Despite winning the Silver Bear at the 1974 Berlin Film Festival Little Malcolm quickly disappeared from view, only to be resurrected by the BFI in 2011. Yet echoes of it can be found in other films like sarky misanthropic Johnny in Mike Leigh's Naked (Leigh directed the first stage production of Little Malcolm)Withnail and I for the comic verve of the dialogue and even Chris Morris's inept terrorists in Four Lions. Yes it's a filmed play but when the dialogue is this good it doesn't matter and the acting is sensational. You have no idea how great an actor John Hurt is until you see it, or David Warner. When Malcolm gives his would-be speech to the massed ranks of snowy Oldham rooftops Hurt launches into an oratorical tour-de-force while at the same time hand gestures and passionate emphasis of words are pitched just too much to make them ridiculous. It's brilliant. The way he bellows 'seeeeeeize the init-i-a-tive' is both thrilling and hilarious. In its own uncompromising, unique way, it's a classic.

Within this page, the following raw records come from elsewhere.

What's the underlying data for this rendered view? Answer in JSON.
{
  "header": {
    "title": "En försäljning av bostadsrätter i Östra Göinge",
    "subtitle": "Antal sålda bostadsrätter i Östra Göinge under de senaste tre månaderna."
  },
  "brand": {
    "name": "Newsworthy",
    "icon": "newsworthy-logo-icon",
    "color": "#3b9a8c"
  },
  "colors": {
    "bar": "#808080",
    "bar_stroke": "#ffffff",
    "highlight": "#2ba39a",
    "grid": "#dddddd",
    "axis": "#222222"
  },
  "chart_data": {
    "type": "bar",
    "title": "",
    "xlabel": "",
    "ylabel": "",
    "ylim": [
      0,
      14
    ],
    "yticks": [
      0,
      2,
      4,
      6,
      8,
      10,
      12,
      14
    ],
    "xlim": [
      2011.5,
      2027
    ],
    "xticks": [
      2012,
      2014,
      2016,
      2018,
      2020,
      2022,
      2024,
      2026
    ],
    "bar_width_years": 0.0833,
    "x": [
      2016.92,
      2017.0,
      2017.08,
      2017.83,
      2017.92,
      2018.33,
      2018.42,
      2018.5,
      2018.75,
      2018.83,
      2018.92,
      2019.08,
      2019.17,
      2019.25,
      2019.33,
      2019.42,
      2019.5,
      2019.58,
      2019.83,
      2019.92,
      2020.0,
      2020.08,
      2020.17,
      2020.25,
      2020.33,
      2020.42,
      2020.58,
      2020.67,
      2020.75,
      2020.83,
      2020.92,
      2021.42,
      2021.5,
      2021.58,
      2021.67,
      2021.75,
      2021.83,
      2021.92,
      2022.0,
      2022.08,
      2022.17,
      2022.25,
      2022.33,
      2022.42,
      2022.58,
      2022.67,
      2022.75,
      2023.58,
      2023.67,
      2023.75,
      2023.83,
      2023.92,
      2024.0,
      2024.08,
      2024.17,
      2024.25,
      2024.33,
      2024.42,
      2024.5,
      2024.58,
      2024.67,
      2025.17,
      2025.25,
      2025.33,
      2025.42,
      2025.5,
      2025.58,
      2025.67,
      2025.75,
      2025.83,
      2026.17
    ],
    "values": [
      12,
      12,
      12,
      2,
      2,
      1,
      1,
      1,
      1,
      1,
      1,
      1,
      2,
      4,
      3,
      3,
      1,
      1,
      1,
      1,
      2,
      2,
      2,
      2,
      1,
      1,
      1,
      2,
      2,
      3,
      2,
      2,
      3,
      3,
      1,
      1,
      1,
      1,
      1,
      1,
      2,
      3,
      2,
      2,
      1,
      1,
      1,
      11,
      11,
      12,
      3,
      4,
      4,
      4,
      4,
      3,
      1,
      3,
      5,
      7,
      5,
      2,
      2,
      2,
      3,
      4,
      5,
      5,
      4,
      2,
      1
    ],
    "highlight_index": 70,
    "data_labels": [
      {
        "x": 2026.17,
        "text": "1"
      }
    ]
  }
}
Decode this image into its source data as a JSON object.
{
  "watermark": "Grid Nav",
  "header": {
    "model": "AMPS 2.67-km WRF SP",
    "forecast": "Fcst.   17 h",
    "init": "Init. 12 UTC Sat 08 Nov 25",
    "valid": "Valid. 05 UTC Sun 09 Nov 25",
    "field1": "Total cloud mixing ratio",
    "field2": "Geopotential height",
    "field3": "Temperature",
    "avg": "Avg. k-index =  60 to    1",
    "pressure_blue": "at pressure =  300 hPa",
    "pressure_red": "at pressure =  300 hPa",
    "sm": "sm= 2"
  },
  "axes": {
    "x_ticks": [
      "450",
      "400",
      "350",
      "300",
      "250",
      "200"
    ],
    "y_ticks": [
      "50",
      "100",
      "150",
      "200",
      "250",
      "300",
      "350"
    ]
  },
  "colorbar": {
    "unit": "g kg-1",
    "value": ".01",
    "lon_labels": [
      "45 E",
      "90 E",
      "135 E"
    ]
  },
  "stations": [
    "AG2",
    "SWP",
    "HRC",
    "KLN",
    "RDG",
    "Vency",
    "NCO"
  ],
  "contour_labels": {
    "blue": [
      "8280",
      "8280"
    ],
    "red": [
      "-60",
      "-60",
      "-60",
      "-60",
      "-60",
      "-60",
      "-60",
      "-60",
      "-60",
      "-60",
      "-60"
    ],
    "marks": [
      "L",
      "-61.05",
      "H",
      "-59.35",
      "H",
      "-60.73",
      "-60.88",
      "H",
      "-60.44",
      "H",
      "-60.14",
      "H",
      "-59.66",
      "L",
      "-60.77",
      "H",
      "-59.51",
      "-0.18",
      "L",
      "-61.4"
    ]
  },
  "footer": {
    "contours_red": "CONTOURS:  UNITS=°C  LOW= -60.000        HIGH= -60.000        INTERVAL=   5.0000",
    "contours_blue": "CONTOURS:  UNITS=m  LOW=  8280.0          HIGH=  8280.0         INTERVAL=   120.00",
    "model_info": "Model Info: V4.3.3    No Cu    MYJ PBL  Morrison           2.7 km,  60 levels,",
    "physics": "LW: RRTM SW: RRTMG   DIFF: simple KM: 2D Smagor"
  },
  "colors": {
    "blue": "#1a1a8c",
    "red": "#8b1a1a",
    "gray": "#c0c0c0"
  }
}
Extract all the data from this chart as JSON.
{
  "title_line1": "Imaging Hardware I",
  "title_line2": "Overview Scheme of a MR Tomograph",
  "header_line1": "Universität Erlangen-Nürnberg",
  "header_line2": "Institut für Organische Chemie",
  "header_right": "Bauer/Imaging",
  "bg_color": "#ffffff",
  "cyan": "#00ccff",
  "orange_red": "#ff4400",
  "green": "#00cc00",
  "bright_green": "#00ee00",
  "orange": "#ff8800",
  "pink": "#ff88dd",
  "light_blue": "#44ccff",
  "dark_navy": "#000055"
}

Watch Me Move - Little Nemo (1911)



There had been earlier forays into animation, James Stuart Blackton's chalk-drawn Humorous Phases of Funny Faces (1906) or Emile Cohl's Fantasmagorie (1908) before Winsor McCay got in on the act. By 1911 McCay was the most famous cartoonist in America, creator of two hugely popular comic strips, Dream of a Rarebit Fiend and Little Nemo in Slumberland when, apparently inspired by his son's flip books, he decided movement was the logical next step. He hooked up with Blackton at Vitagraph Studios and they set about constructing a film around this process. Winsor McCay, the Famous Cartoonist of the N.Y. Herald and his Moving Comics, as it was called (usually referred to now as Little Nemo) begins with live-action sequences in some kind of club where McCay showcases his quick drawing skills (he was famous from a young age for this) to his artist buddies. He makes a wager that, in just one month, he can create the four thousand drawings required to make these comic characters move. They laugh good-naturedly at this madness. (Note that Cohl used 700 drawings over a four to five month period to make Fantasmagorie). Next we see him hard at work surrounded by cartoon-like props, comically large containers for paper and ink. Finally he's finished. A projector is set up in the club and we see the three famous characters from the strip - Little Nemo, Flip and The Imp - come to life, forming magically out of thin air. What follows is a moment of freedom, liberation. They contort, fight, expand like fair ground mirrors, draw other characters (that's McCay animating a character speed drawing another character) until finally Nemo rides off in the jaws of a dragon with a princess. These are not just chalk drawings but finely-rendered characters, in colour, moving through space with anarchic glee. It's the true birth of animation. Although McCay would go on to more ambitious projects like Gertie the Dinosaur, these two minutes of plotless transformation retain the magic of first moments, the breakthrough wonder of discovery.